Monday, May 14, 2012

Dreaming with Dali..

Salvador Dali (1904-1989) is one of the most interesting and recognized surrealist painters in the world. I have always been interested in Dali’s works because his paintings seem to associate with dreams or nightmares.  Subconscious and unconscious was the drive for Dali in his paintings, he wanted to paint images that were dreamlike into real life scenes.  Dali seemed in real life a character himself, dressed with a cape, holding a long walking cane and that weird mustache that was waxed and curled upwards on the ends. Throughout his career, he worked in the theatre creating set designs and costumes along with his paintings..1500 known to be painted. It is also said that in his later years, while he was sick he signed blank canvas therefore, some his paintings were forged or made as duplicates that were sold in the art world.  The painting “The Persistence of Memory” 1931. 24 cm × 33 cm (9.5 in × 13 in) held at Museum of Modern Art, New York City is one of the most recognized paintings of Dali. In college, I was told that this painting could be a self-portrait of Dali (the arm that looks like its melting-shows a mustache appearance) and of his concern with sexual impotence while getting older. Of course, Dali explains that this painting was about time and space with the watches and long range landscape in the back ground. However, he did use symbolism in his paintings, for instance the ants are sign of death or immense sexual desire, clocks are passing of time while sleeping-unconscious mind. Other images appear in his paintings, eggs-are hope and love, Snail-human head (inside human head as referred to Sigmund Freud), and locusts-waste and fear. I have to say, Dali was a unique character but his paintings show us a dream-like world in a real life appearance. I have always been interested in my dreams, but could never paint them out. My recent work have been based on emotion of the painting itself and I struggle with expressing my emotion/feeling within the painting—showing expression! Surrealist paintings are much deeper than that—subconscious and unconscious is the key.

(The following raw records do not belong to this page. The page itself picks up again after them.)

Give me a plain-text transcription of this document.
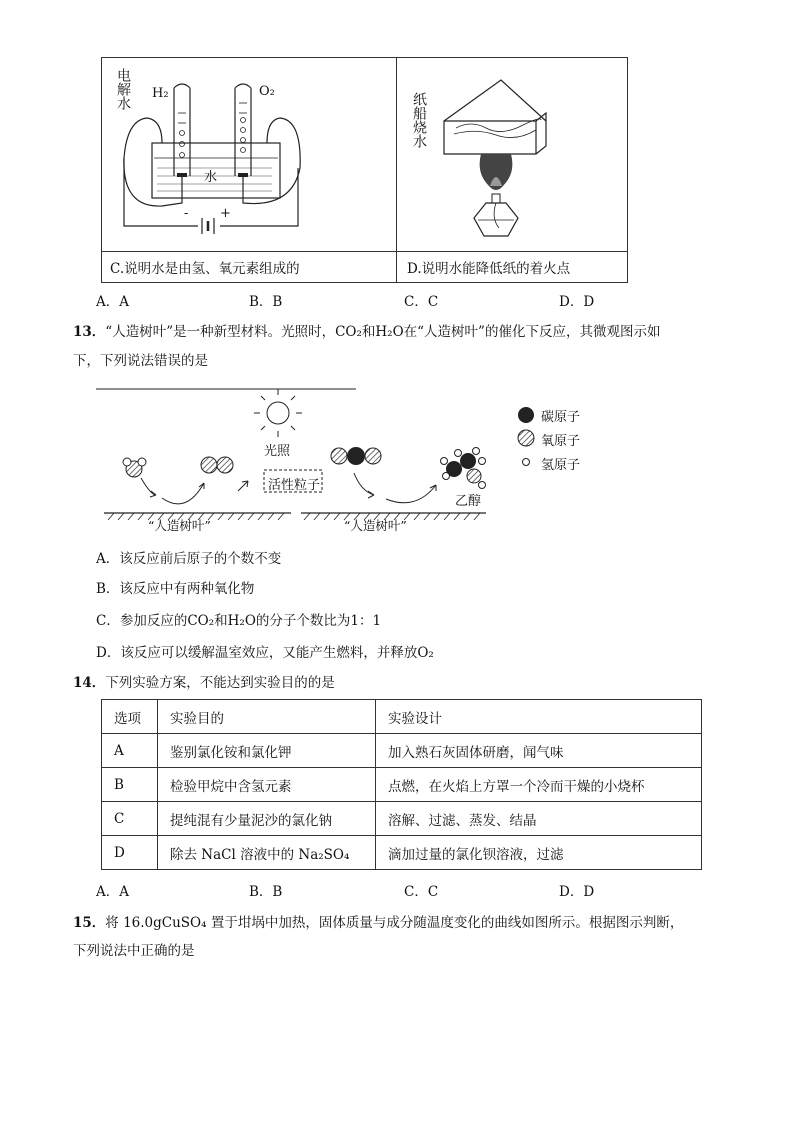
电解水 H₂	O₂
水
- +
纸船烧水
C.说明水是由氢、氧元素组成的	D.说明水能降低纸的着火点
A．A	B．B	C．C	D．D
13．“人造树叶”是一种新型材料。光照时，CO₂和H₂O在“人造树叶”的催化下反应，其微观图示如
下，下列说法错误的是
光照
活性粒子
“人造树叶”	“人造树叶”
乙醇
碳原子
氧原子
氢原子
A．该反应前后原子的个数不变
B．该反应中有两种氧化物
C．参加反应的CO₂和H₂O的分子个数比为1：1
D．该反应可以缓解温室效应，又能产生燃料，并释放O₂
14．下列实验方案，不能达到实验目的的是
选项	实验目的	实验设计
A	鉴别氯化铵和氯化钾	加入熟石灰固体研磨，闻气味
B	检验甲烷中含氢元素	点燃，在火焰上方罩一个冷而干燥的小烧杯
C	提纯混有少量泥沙的氯化钠	溶解、过滤、蒸发、结晶
D	除去 NaCl 溶液中的 Na₂SO₄	滴加过量的氯化钡溶液，过滤
A．A	B．B	C．C	D．D
15．将 16.0gCuSO₄ 置于坩埚中加热，固体质量与成分随温度变化的曲线如图所示。根据图示判断，
下列说法中正确的是
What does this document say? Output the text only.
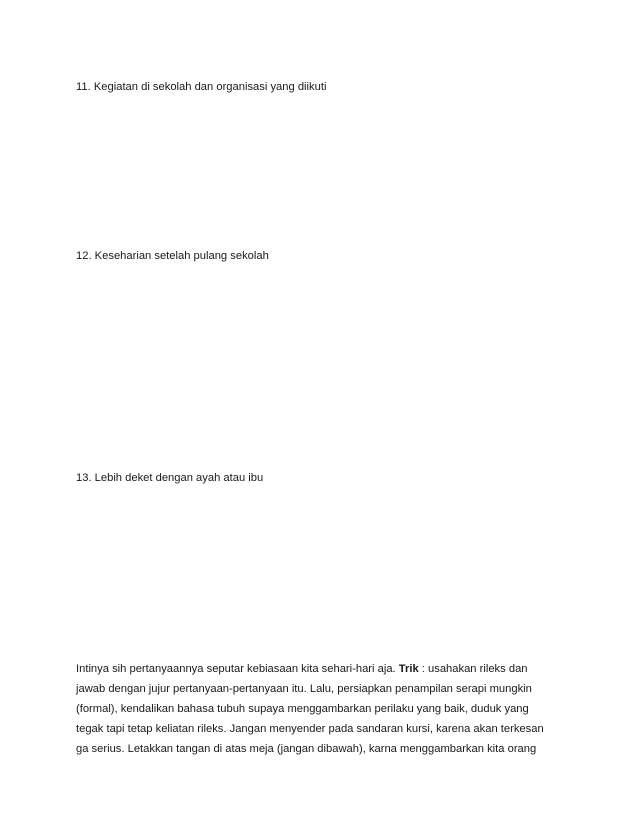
11. Kegiatan di sekolah dan organisasi yang diikuti

12. Keseharian setelah pulang sekolah

13. Lebih deket dengan ayah atau ibu

Intinya sih pertanyaannya seputar kebiasaan kita sehari-hari aja. Trik : usahakan rileks dan
jawab dengan jujur pertanyaan-pertanyaan itu. Lalu, persiapkan penampilan serapi mungkin
(formal), kendalikan bahasa tubuh supaya menggambarkan perilaku yang baik, duduk yang
tegak tapi tetap keliatan rileks. Jangan menyender pada sandaran kursi, karena akan terkesan
ga serius. Letakkan tangan di atas meja (jangan dibawah), karna menggambarkan kita orang
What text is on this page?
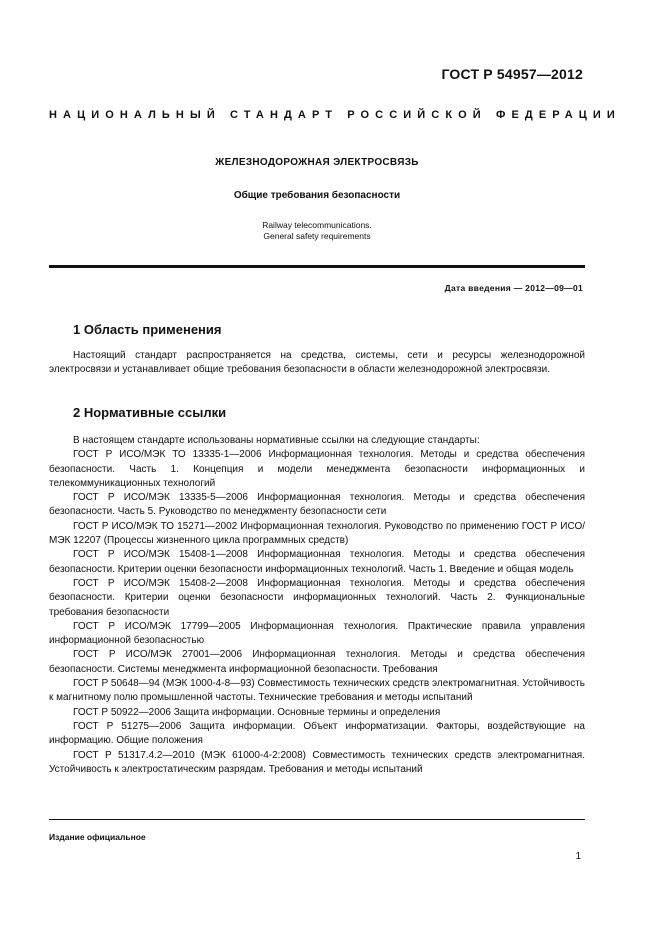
ГОСТ Р 54957—2012
НАЦИОНАЛЬНЫЙ СТАНДАРТ РОССИЙСКОЙ ФЕДЕРАЦИИ
ЖЕЛЕЗНОДОРОЖНАЯ ЭЛЕКТРОСВЯЗЬ
Общие требования безопасности
Railway telecommunications.
General safety requirements
Дата введения — 2012—09—01
1 Область применения

Настоящий стандарт распространяется на средства, системы, сети и ресурсы железнодорожной электросвязи и устанавливает общие требования безопасности в области железнодорожной электросвязи.

2 Нормативные ссылки
В настоящем стандарте использованы нормативные ссылки на следующие стандарты:
ГОСТ Р ИСО/МЭК ТО 13335-1—2006 Информационная технология. Методы и средства обеспечения безопасности. Часть 1. Концепция и модели менеджмента безопасности информационных и телекоммуникационных технологий
ГОСТ Р ИСО/МЭК 13335-5—2006 Информационная технология. Методы и средства обеспечения безопасности. Часть 5. Руководство по менеджменту безопасности сети
ГОСТ Р ИСО/МЭК ТО 15271—2002 Информационная технология. Руководство по применению ГОСТ Р ИСО/МЭК 12207 (Процессы жизненного цикла программных средств)
ГОСТ Р ИСО/МЭК 15408-1—2008 Информационная технология. Методы и средства обеспечения безопасности. Критерии оценки безопасности информационных технологий. Часть 1. Введение и общая модель
ГОСТ Р ИСО/МЭК 15408-2—2008 Информационная технология. Методы и средства обеспечения безопасности. Критерии оценки безопасности информационных технологий. Часть 2. Функциональные требования безопасности
ГОСТ Р ИСО/МЭК 17799—2005 Информационная технология. Практические правила управления информационной безопасностью
ГОСТ Р ИСО/МЭК 27001—2006 Информационная технология. Методы и средства обеспечения безопасности. Системы менеджмента информационной безопасности. Требования
ГОСТ Р 50648—94 (МЭК 1000-4-8—93) Совместимость технических средств электромагнитная. Устойчивость к магнитному полю промышленной частоты. Технические требования и методы испытаний
ГОСТ Р 50922—2006 Защита информации. Основные термины и определения
ГОСТ Р 51275—2006 Защита информации. Объект информатизации. Факторы, воздействующие на информацию. Общие положения
ГОСТ Р 51317.4.2—2010 (МЭК 61000-4-2:2008) Совместимость технических средств электромагнитная. Устойчивость к электростатическим разрядам. Требования и методы испытаний
Издание официальное
1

If you like surrealist painters, give me one favorite surrealist painter and why do you like that artist?  I will list some of mine, Man Ray, Frida Kahlo, Joan Miro, and Marcel Duchamp.
"I am painting pictures which make me die for joy, I am creating with an absolute naturalness, without the slightest aesthetic concern, I am making things that inspire me with a profound emotion and I am trying to paint them honestly." —Salvador Dalí, in Dawn Ades, Dalí and Surrealism.